The electronic transport through graphene nanoribbons shows a number of intriguing phenomena such as zero-conductance Fano resonances [18, 19], valley filtering [20], halfmetallic conduction [21], the spin Hall effect [22] and a perfectly conducting channel (PCC) [23]. Recent studies also clarify the unconventional transport through graphene junctions, quantum point contact and heterojunctions [19], [24]–[44]. It is also expected that the edge states play an important role in the magnetic properties in nanometer-sized graphite systems, because of their relatively large contribution to the density of states at the Fermi energy [7, 9], [45]–[56]. Recent studies explore the robustness of edge states to size and geometries [56]–[58], [60], and various edge structures and modifications [56, 59].

Since graphene nanoribbons and carbon nanotubes can be viewed as a new class of quantum wires, one might expect that random impurities inevitably cause Anderson localization, i.e. conductance decays exponentially with increasing system length L and eventually vanishes in the limit of L → ∞. However, it was shown that zigzag nanoribbons and armchair nanotubes subjected to long-range impurities (LRIs) possess a PCC [23, 61]. Recent studies show that PCCs can be stabilized in two standard universality classes. One is the symplectic universality class with an odd number of conducting channels [61]–[63], and the other is the unitary universality class with an imbalance between the numbers of conducting channels in two propagating directions [23, 64, 65]. The symplectic class consists of systems having time-reversal symmetry (TRS) without spin-rotation invariance, while the unitary class is characterized by the absence of time-reversal symmetry [66].
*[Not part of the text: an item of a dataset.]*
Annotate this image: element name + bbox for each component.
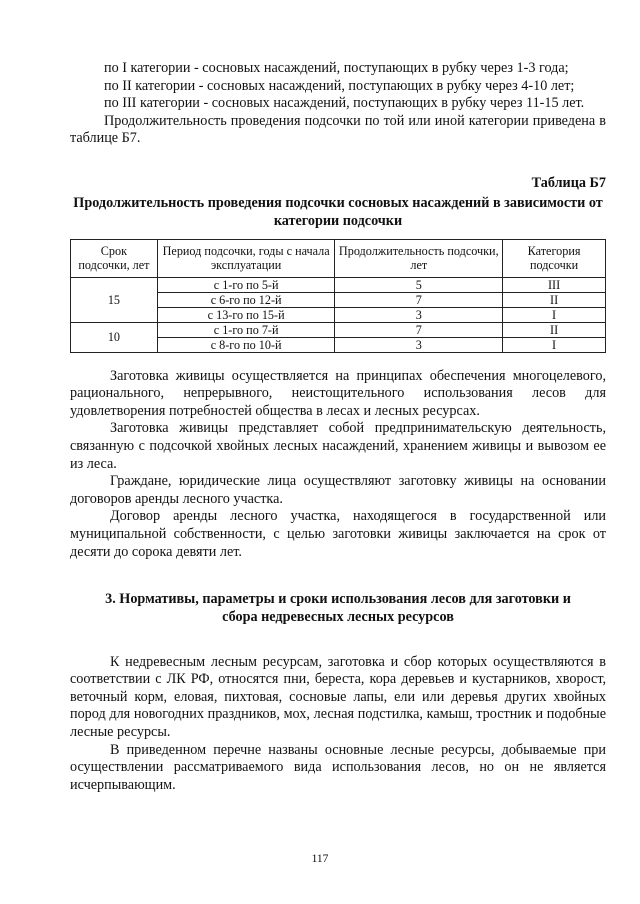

In this paper, we will give a brief overview of the electronic transport properties of disordered graphene nanoribbons. In zigzag nanoribbons, the edge states play an important role, since they appear as special modes with partially flat bands and, under certain conditions, lead to chiral modes separately in the two valleys. There is one such mode of opposite orientation in each of the two valleys of propagating modes, which are well separated in k -space. The key result of this study is that for disorder without inter-valley scattering a single PCC emerges introduced by the presence of these chiral modes. This effect disappears as soon as inter-valley scattering is possible. On the other hand, the low-energy spectrum of graphene nanoribbons with armchair edges (armchair nanoribbons) is described as the superposition of two non-equivalent Dirac points of graphene. In spite of the lack of two well separated valley structures, the single-channel transport subjected to LRIs is nearly perfectly conducting, where the backward scattering matrix elements in the lowest order vanish as a manifestation of internal phase structures of the wave function [67]. For the multi-channel energy regime, however, conventional exponential decay of the averaged conductance occurs. Symmetry considerations lead to the classification of disordered zigzag ribbons into the unitary class for LRIs, and the orthogonal class for short-range impurities (SRIs). Since inter-valley scattering is not completely absent, armchair nanoribbons can be classified into the orthogonal universality class irrespective of the range of impurities.

L

Figure 1. Structure of graphene nanoribbon with (a) armchair edges (armchair ribbon) and (b) zigzag edges (zigzag ribbon). The lattice constant is a and N defines the ribbon width. The circles with dashed lines indicate the missing carbon atoms for the edge boundary condition of the massless Dirac equation. The disordered region with randomly distributed impurities lies in the shaded region and has the length L (see text in section 3). Randomly distributed circles schematically represent the LRIs.